Certification 3 failures
Certification 3 failures are sometimes reported at the same time as Cert 1.2 failures, it’s described as:
3. Windows Store apps behave predictably
Al this really comes down to is that you cannot reduce functionality or remove features, you can enhance but NOT remove. Again this is so subjective because if you transform a feature it could to one person mean you are removing the old and replacing it.
Hopefully you shouldn’t get this unless you app becomes unresponsive with slow connections or no internet (or on slower machines), in my experience Cert 3’s mask a real 1.2 failure.
My Advice, Just keep building up and if you do change a feature, put something in the tester notes to justify the change (since we don’t have a technical notes section really)
Certification 4 failures
Certification 4 is arguably one of the most contrived and confusing policies in the list, it’s described as:
4. Windows Store apps put the customer in control
It’s really a plague of the litany culture we are in and Microsoft are just protecting themselves for apps they are hosting for users.
- In your Settings Charm
- On your start page
- In any about or info pages
Improvements and communication
What I would like to see improve (hopefully before launch, but better yesterday) would be the following:
- Better policy documentation and examples of what is allowed and what isn’t, it is just to Vague at the moment.
- Give the testers more bandwidth to feedback more in the failure reports, get more detail in, don’t be vague
- An escalation process, you should be able to escalate your submission if it has failed more than twice, there are engineers across the globe in the app excellence labs, you should be able to request help to pass certification.
- Learn from a working marketplace namely the phone marketplace, there are a lot of things done right and have been working for a couple of year now, talk to each other guys!
As it stands the web portal used for the Windows Store is far superior in most aspects to the old Phone marketplace but more work is needed to make it work better.
Collaborate, don’t point fingers
We are still in an evolving platform (at the time of writing) and things definitely need to improve but don’t just name and shame. If you have criticisms then back them up with effective and real alternatives or ways to improve.
A lot of the comments I’ve seen are just calling for blood, yes we might be getting frustrated (more that was even experienced in the Phone launch) but we have to work together as developers and even consumers of this new platform.
Reach out to your Champs / Evangelists or contacts and work to make things better, not everything that is wrong with the Store at present is the NOT testers fault!.
Keep this in mind when you are flaming your certification failures!

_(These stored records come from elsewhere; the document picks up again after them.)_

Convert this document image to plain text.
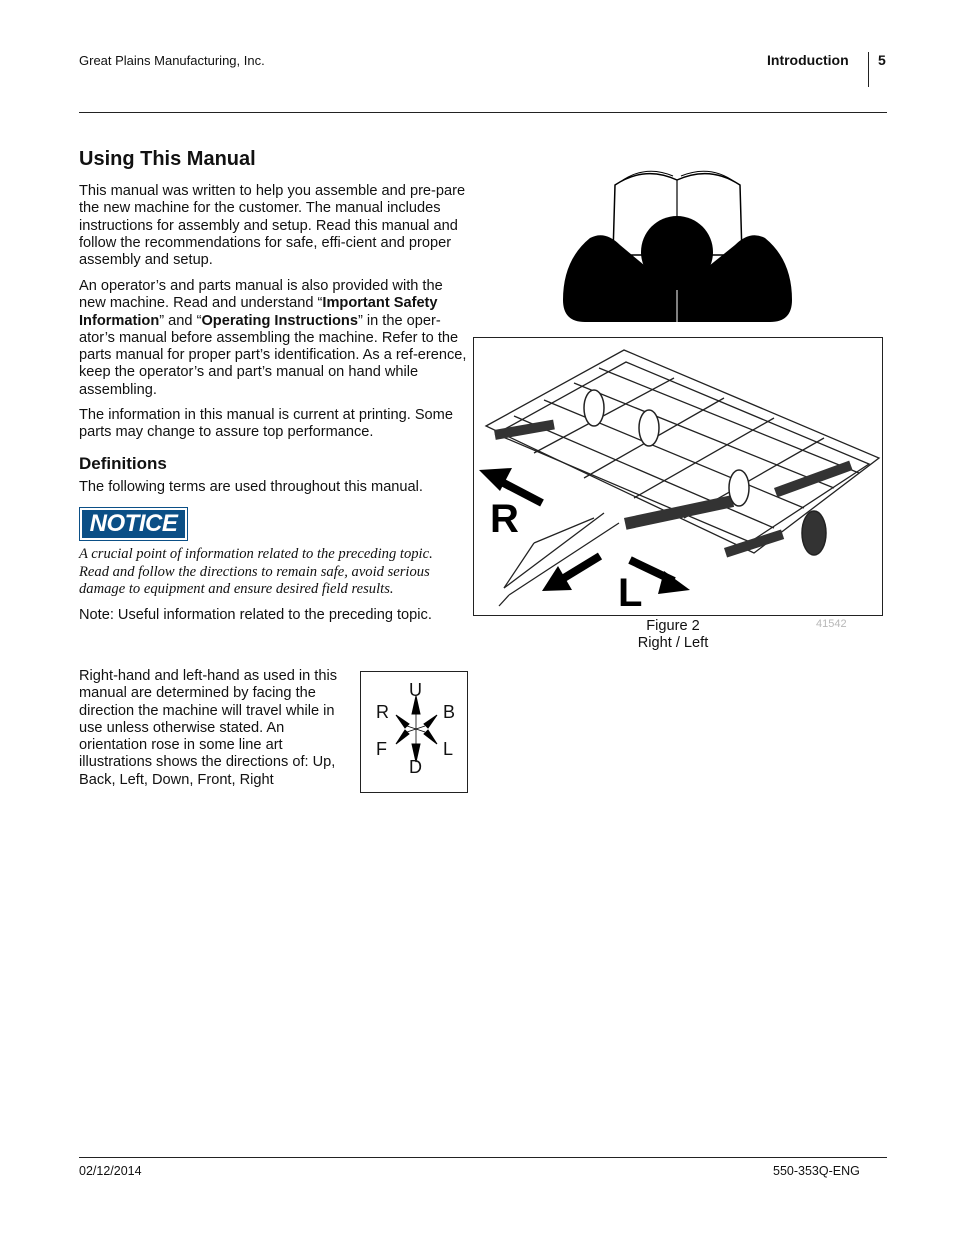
Great Plains Manufacturing, Inc.	Introduction 5
Using This Manual

This manual was written to help you assemble and pre-pare the new machine for the customer. The manual includes instructions for assembly and setup. Read this manual and follow the recommendations for safe, effi-cient and proper assembly and setup.

An operator’s and parts manual is also provided with the new machine. Read and understand “Important Safety Information” and “Operating Instructions” in the oper-ator’s manual before assembling the machine. Refer to the parts manual for proper part’s identification. As a ref-erence, keep the operator’s and part’s manual on hand while assembling.

The information in this manual is current at printing. Some parts may change to assure top performance.

Definitions

The following terms are used throughout this manual.

NOTICE

A crucial point of information related to the preceding topic. Read and follow the directions to remain safe, avoid serious damage to equipment and ensure desired field results.

Note: Useful information related to the preceding topic.

Right-hand and left-hand as used in this manual are determined by facing the direction the machine will travel while in use unless otherwise stated. An orientation rose in some line art illustrations shows the directions of: Up, Back, Left, Down, Front, Right

U
R	B
F	L
D
R
L
41542
Figure 2
Right / Left
02/12/2014	550-353Q-ENG
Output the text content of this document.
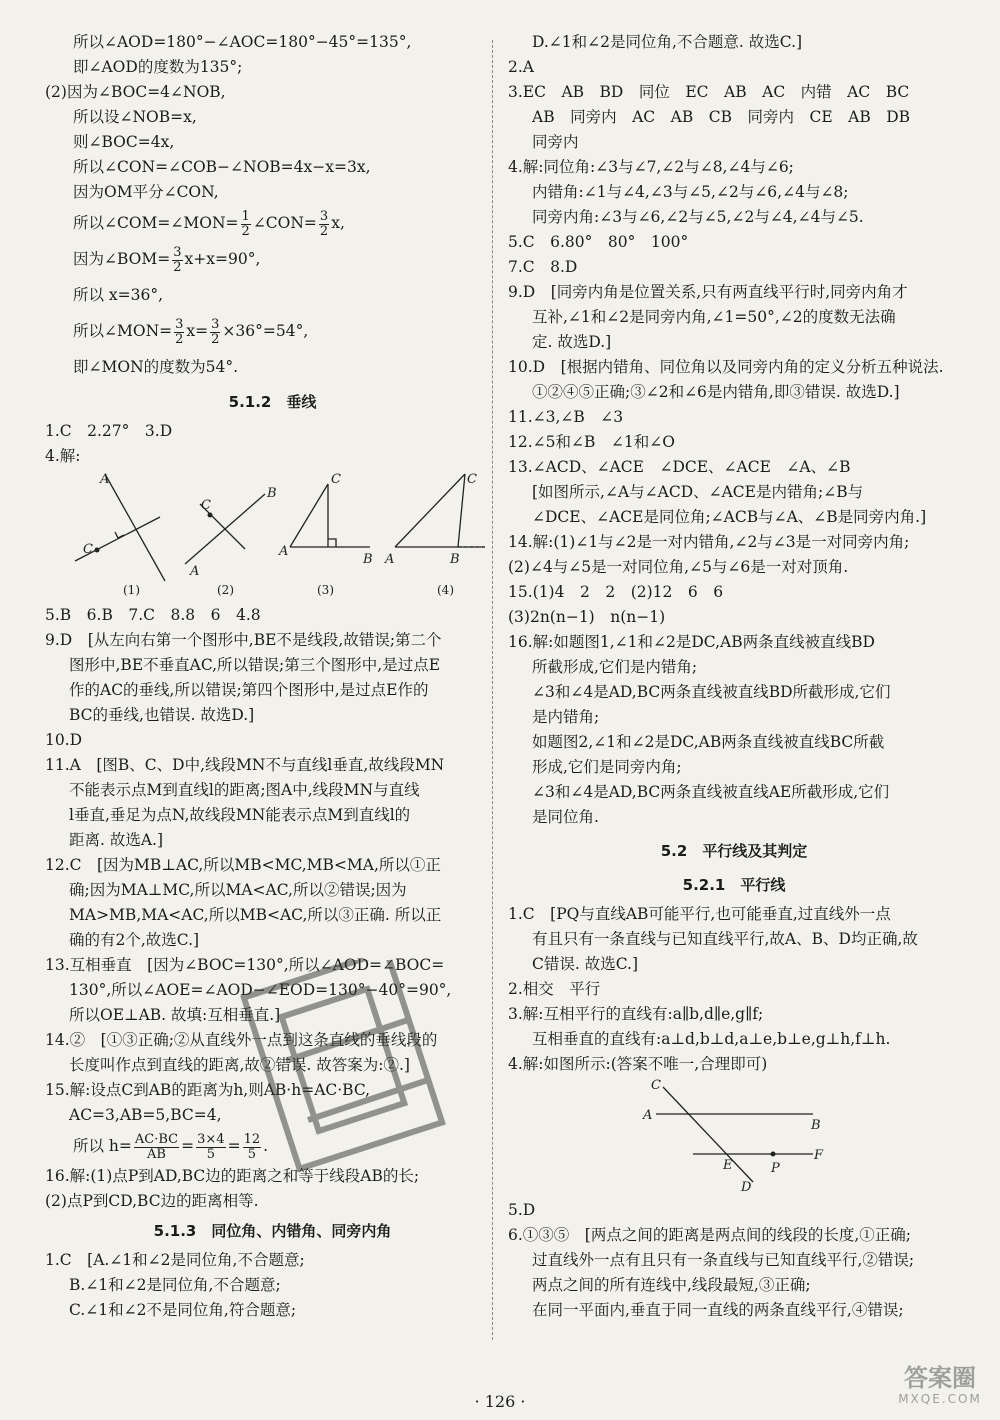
所以∠AOD=180°−∠AOC=180°−45°=135°,
即∠AOD的度数为135°;
(2)因为∠BOC=4∠NOB,
所以设∠NOB=x,
则∠BOC=4x,
所以∠CON=∠COB−∠NOB=4x−x=3x,
因为OM平分∠CON,
所以∠COM=∠MON= $\frac{1}{2}$ ∠CON= $\frac{3}{2} x$,
因为∠BOM= $\frac{3}{2} x+x=90^\circ$,
所以 x=36°,
所以∠MON= $\frac{3}{2} x= \frac{3}{2} \times 36^\circ=54^\circ$,
即∠MON的度数为54°.
5.1.2　垂线
1.C　2.27°　3.D
4.解:
A
C
B
C
A
C
A
B
C
A	B
(1)	(2)	(3)	(4)
5.B　6.B　7.C　8.8　6　4.8
9.D　[从左向右第一个图形中,BE不是线段,故错误;第二个
图形中,BE不垂直AC,所以错误;第三个图形中,是过点E
作的AC的垂线,所以错误;第四个图形中,是过点E作的
BC的垂线,也错误. 故选D.]
10.D
11.A　[图B、C、D中,线段MN不与直线l垂直,故线段MN
不能表示点M到直线l的距离;图A中,线段MN与直线
l垂直,垂足为点N,故线段MN能表示点M到直线l的
距离. 故选A.]
12.C　[因为MB⊥AC,所以MB<MC,MB<MA,所以①正
确;因为MA⊥MC,所以MA<AC,所以②错误;因为
MA>MB,MA<AC,所以MB<AC,所以③正确. 所以正
确的有2个,故选C.]
13.互相垂直　[因为∠BOC=130°,所以∠AOD=∠BOC=
130°,所以∠AOE=∠AOD−∠EOD=130°−40°=90°,
所以OE⊥AB. 故填:互相垂直.]
14.②　[①③正确;②从直线外一点到这条直线的垂线段的
长度叫作点到直线的距离,故②错误. 故答案为:②.]
15.解:设点C到AB的距离为h,则AB·h=AC·BC,
AC=3,AB=5,BC=4,
所以 $h= \frac{AC\cdot BC}{AB} = \frac{3\times 4}{5} = \frac{12}{5}$ .
16.解:(1)点P到AD,BC边的距离之和等于线段AB的长;
(2)点P到CD,BC边的距离相等.
5.1.3　同位角、内错角、同旁内角
1.C　[A.∠1和∠2是同位角,不合题意;
B.∠1和∠2是同位角,不合题意;
C.∠1和∠2不是同位角,符合题意;
D.∠1和∠2是同位角,不合题意. 故选C.]
2.A
3.EC　AB　BD　同位　EC　AB　AC　内错　AC　BC
AB　同旁内　AC　AB　CB　同旁内　CE　AB　DB
同旁内
4.解:同位角:∠3与∠7,∠2与∠8,∠4与∠6;
内错角:∠1与∠4,∠3与∠5,∠2与∠6,∠4与∠8;
同旁内角:∠3与∠6,∠2与∠5,∠2与∠4,∠4与∠5.
5.C　6.80°　80°　100°
7.C　8.D
9.D　[同旁内角是位置关系,只有两直线平行时,同旁内角才
互补,∠1和∠2是同旁内角,∠1=50°,∠2的度数无法确
定. 故选D.]
10.D　[根据内错角、同位角以及同旁内角的定义分析五种说法.
①②④⑤正确;③∠2和∠6是内错角,即③错误. 故选D.]
11.∠3,∠B　∠3
12.∠5和∠B　∠1和∠O
13.∠ACD、∠ACE　∠DCE、∠ACE　∠A、∠B
[如图所示,∠A与∠ACD、∠ACE是内错角;∠B与
∠DCE、∠ACE是同位角;∠ACB与∠A、∠B是同旁内角.]
14.解:(1)∠1与∠2是一对内错角,∠2与∠3是一对同旁内角;
(2)∠4与∠5是一对同位角,∠5与∠6是一对对顶角.
15.(1)4　2　2　(2)12　6　6
(3)2n(n−1)　n(n−1)
16.解:如题图1,∠1和∠2是DC,AB两条直线被直线BD
所截形成,它们是内错角;
∠3和∠4是AD,BC两条直线被直线BD所截形成,它们
是内错角;
如题图2,∠1和∠2是DC,AB两条直线被直线BC所截
形成,它们是同旁内角;
∠3和∠4是AD,BC两条直线被直线AE所截形成,它们
是同位角.
5.2　平行线及其判定
5.2.1　平行线
1.C　[PQ与直线AB可能平行,也可能垂直,过直线外一点
有且只有一条直线与已知直线平行,故A、B、D均正确,故
C错误. 故选C.]
2.相交　平行
3.解:互相平行的直线有:a∥b,d∥e,g∥f;
互相垂直的直线有:a⊥d,b⊥d,a⊥e,b⊥e,g⊥h,f⊥h.
4.解:如图所示:(答案不唯一,合理即可)
C
A
B
E	P
F
D
5.D
6.①③⑤　[两点之间的距离是两点间的线段的长度,①正确;
过直线外一点有且只有一条直线与已知直线平行,②错误;
两点之间的所有连线中,线段最短,③正确;
在同一平面内,垂直于同一直线的两条直线平行,④错误;
· 126 ·
答案圈
MXQE.COM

I’m still optimistic about the future of the Windows Store, we will certainly see more things learned from both the Phone Marketplace and Windows Store start to change (not necessarily all for the better!) there is even an indication that the two stores will merge (unconfirmed).
I’d like to see more constructive criticism going forward, things have been fairly closed of late but as past experience has shown MS are reactive to comments overall.
Just to finish off, here are my top tips before you submit to the marketplace:
- Test your app in ALL resolutions, use the simulator to do this as Blend isn’t always accurate
- Test your App in Snapped / Docked and Full view, you have to support them all!
- Check if you support landscape and / or portrait and test again in all resolutions for both, note changing the settings in the AppX manifest does not affect the simulator! but it will on the store
- WACK your project LOTS and on multiple devices if you have them INCLUDING THE SIMULATOR
- If you are using Ads then be careful where you place them
- Find out who your Windows Champs / Evangelists are, just in case you need them. My experience has always shown them to be very helpful (or know someone who is)
- Build great apps but be sure to TEST in BOTH limited and no internet connectivity and have you app act accordingly!